Tech's new starting QB ready after three years as backup

Updated: August 29, 2003, 5:10 PM ET

LUBBOCK, Texas -- Texas Tech coach Mike Leach doesn't see much difference between his new starting quarterback and high-profilers that he has coached before.

Start with Kliff Kingsbury, Leach's most recent charge who set numerous NCAA records including completions (1,231) and attempts (1,883) while at Tech.

Before that, Leach worked with Oklahoma's Josh Heupel and Kentucky's Tim Couch. Heupel led the Sooners to the national championship, and Couch was the No. 1 pick in the NFL draft.

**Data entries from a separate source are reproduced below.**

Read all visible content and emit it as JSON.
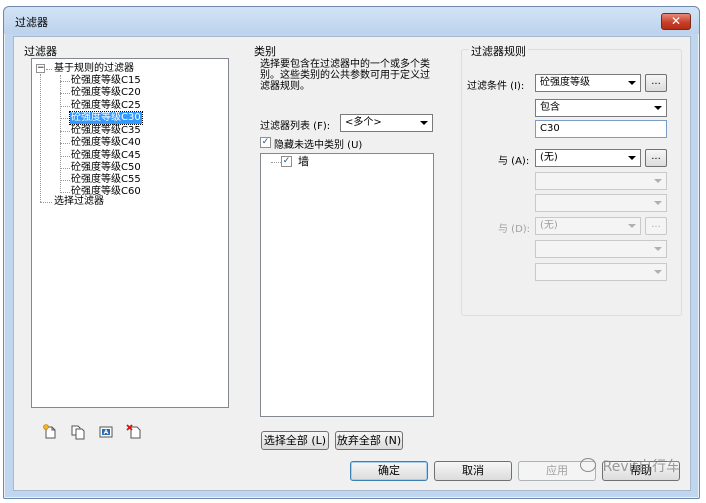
{
  "window": {
    "title": "过滤器",
    "close_label": "✕"
  },
  "filters_panel": {
    "title": "过滤器",
    "root_label": "基于规则的过滤器",
    "root_expander": "−",
    "items": [
      "砼强度等级C15",
      "砼强度等级C20",
      "砼强度等级C25",
      "砼强度等级C30",
      "砼强度等级C35",
      "砼强度等级C40",
      "砼强度等级C45",
      "砼强度等级C50",
      "砼强度等级C55",
      "砼强度等级C60"
    ],
    "selected_item": "砼强度等级C30",
    "selection_filter_label": "选择过滤器"
  },
  "categories_panel": {
    "title": "类别",
    "description": "选择要包含在过滤器中的一个或多个类别。这些类别的公共参数可用于定义过滤器规则。",
    "filter_list_label": "过滤器列表 (F):",
    "filter_list_value": "<多个>",
    "hide_unchecked_label": "隐藏未选中类别 (U)",
    "hide_unchecked_checked": "✓",
    "category_item": "墙",
    "category_checked": "✓",
    "select_all_label": "选择全部 (L)",
    "deselect_all_label": "放弃全部 (N)"
  },
  "rules_panel": {
    "title": "过滤器规则",
    "condition_label": "过滤条件 (I):",
    "condition_value": "砼强度等级",
    "operator_value": "包含",
    "value_text": "C30",
    "and1_label": "与 (A):",
    "and1_value": "(无)",
    "and2_label": "与 (D):",
    "and2_value": "(无)",
    "ellipsis": "..."
  },
  "footer": {
    "ok_label": "确定",
    "cancel_label": "取消",
    "apply_label": "应用",
    "help_label": "帮助",
    "watermark": "Revit自行车"
  }
}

Leach's latest pupil, fifth-year senior B.J. Symons, will start his first game against Southern Methodist on Saturday night, and there is little doubt he'll put up plenty of passes in Leach's patented aerial offense.

"He's a good quarterback and he's up there with any I have ever coached, which is a pretty good group," Leach said. "He's as good as any of them."

Symons figures that questions about his talent and skepticism about the team's potential because of Kingsbury's departure will work in Tech's favor. He played backup behind Kingsbury for three years. His numbers in that time (545 yards, seven touchdowns) equal what Kingsbury tallied in some games.

"It's better for us if teams are going to relax and take us lightly because they think that we're not going to be as good" without Kingsbury, Symons said.

Leach joked about polls that give Tech little chance without Kingsbury.

"Some of the greatest minds in college sports have us rated about 75th, so we're obviously not very good, and we are going to try to build on that as the season goes on," he said.

Leach and Symons are counting on a supporting cast of receivers, three of whom finished in the top seven in catches-per-game in the Big 12 last season. Wes Welker, Micky Peters and Taurean Henderson, who set an NCAA freshman record last sesason with 98 catches, have experience in Leach's system.

"I just have to go out there and play my game and get the ball to these receivers and let them makes plays," Symons said. "We've lost Kliff, and he was a great player for us, but I think people are losing sight of the fact that we have playmakers that are coming back that have been making plays, and they are going to continue to make plays."

SMU's game against the Red Raiders last year gives second-year coach Phil Bennett reason to be upbeat. Tech needed two long fourth-quarter drives to beat SMU 24-14 in their first meeting since the Southwest Conference folded.

"It came down to the wire," Bennett said.

Sophomore Richard Bartel, who started the last five games in 2002 and helped the Mustangs double their passing yards and points over the season's first seven games, will try to capitalize on a Tech defense that could start five freshman.

Last season, Tech's defense gave up 403 yards per game and at least 28 points in nine games.

SMU running standout Keylon Kincade ran for 167 yards and a touchdown on 37 carries against Tech last season. That's about what Tech's rushing defense gave up per game last year, finishing eighth (164 yards per game) in the Big 12.

Bennett believes his players have a better feel for what is expected from them this year.

"I think we're better acclimated than we were a year ago," he said. "We have a better idea who are playmakers are."